The easiest way to start exploring is to write a simple dynamic programming algorithm that will solve all small inputs optimally: for 1, 2, 3, … jumps we can construct the set of reachable locations. From observing how the set grows we can quickly form a theory that all locations will be reachable.

And indeed: 0 and 1 are reachable trivially, 2 is reachable as -1-4-9+16, 3 is reachable as -1+4, and at any moment the sequence of jumps “right, left, left, right” adds 4: n^2 – (n+1)^2 – (n+2)^2 + (n+3)^2 = 4. Of course, this gives us a solution with O(goal) jumps which is almost never optimal: as we’ll soon see, the optimal solution will only have O(goal^(1/3)) jumps.

Suppose we make n jumps. Can we reach the goal exactly?

The maximum distance is if we make all n jumps to the right. This distance is the sum of the first n squares: S = n(n+1)(2n+1)/6. If S < goal, we clearly cannot reach it with n jumps, regardless of how we jump.

Any other reachable value can be produced by taking the maximum one and switching some jumps from right to left. Switching the x-th jump decreases the result by 2x^2. Thus, in general, your final location will be S – 2*(sum of jumps to the left).

Hence, n is a valid number of jumps if and only if the following conditions hold:

  • S = n(n+1)(2n-1)/6 must be greater than or equal to goal
  • their difference D = (S – goal) must be even
  • it must be possible to write D/2 as the sum of distinct squares (as all jumps to the left are distinct)

We are looking for the smallest n with the above properties. The first two are trivial to test, how about the third one?

This is where we modify the DP program we had from the beginning and use it to construct the complement: the numbers that can be written as a sum of distinct squares.
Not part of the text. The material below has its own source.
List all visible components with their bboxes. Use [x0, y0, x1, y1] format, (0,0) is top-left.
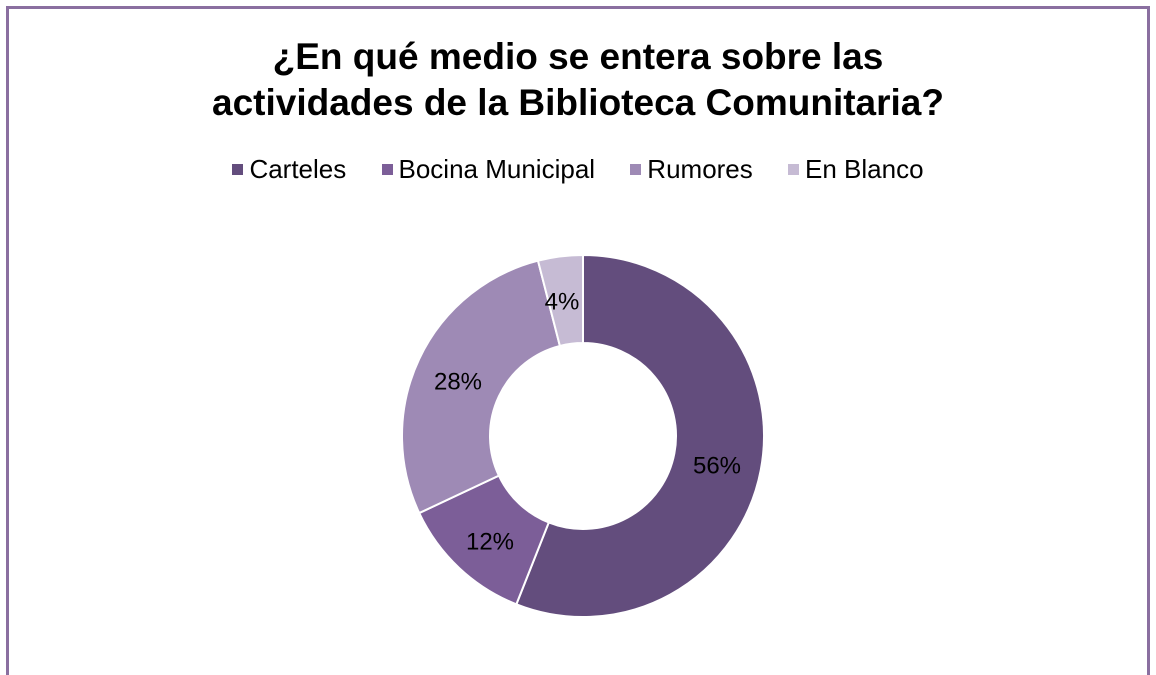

Again, after very few steps we’ll begin to observe a pattern: there are a few small values that cannot be constructed this way, but everything bigger seems to be possible.

Again, for the sake of completeness, here’s a proof of a formal version of this observation:

Lemma: For n >= 13, all numbers from the range [129, 129+n^2) can be written as a sum of distinct squares smaller than n^2.

Proof: By induction.

Base case: Our DP program can be used to show that all numbers in [129,378) can be constructed using squares up to 12^2, which is more than enough for our claim for n=13.

Induction step: Take any number from [129, 129+n^2), write it as a sum of distinct squares below n^2 and then add n^2. This shows that numbers from [129, 129+2n^2) can be written as a sum of distinct squares below (n+1)^2, and for our n we have 2n^2 > (n+1)^2 so this range contains the one from our claim.

This gives us a full solution that’s really easy to implement: we’ll just iterate over all n until we find the smallest one such that n(n+1)(2n+1)/6 is at least equal to goal, their difference is even and its half isn’t one of the small constant number of counterexamples we have. (The solution can easily be improved to run in constant time by computing the smallest n that satisfies the first condition and realizing that within a constant number of steps from there we have to hit an n that also satisfies the other two conditions.)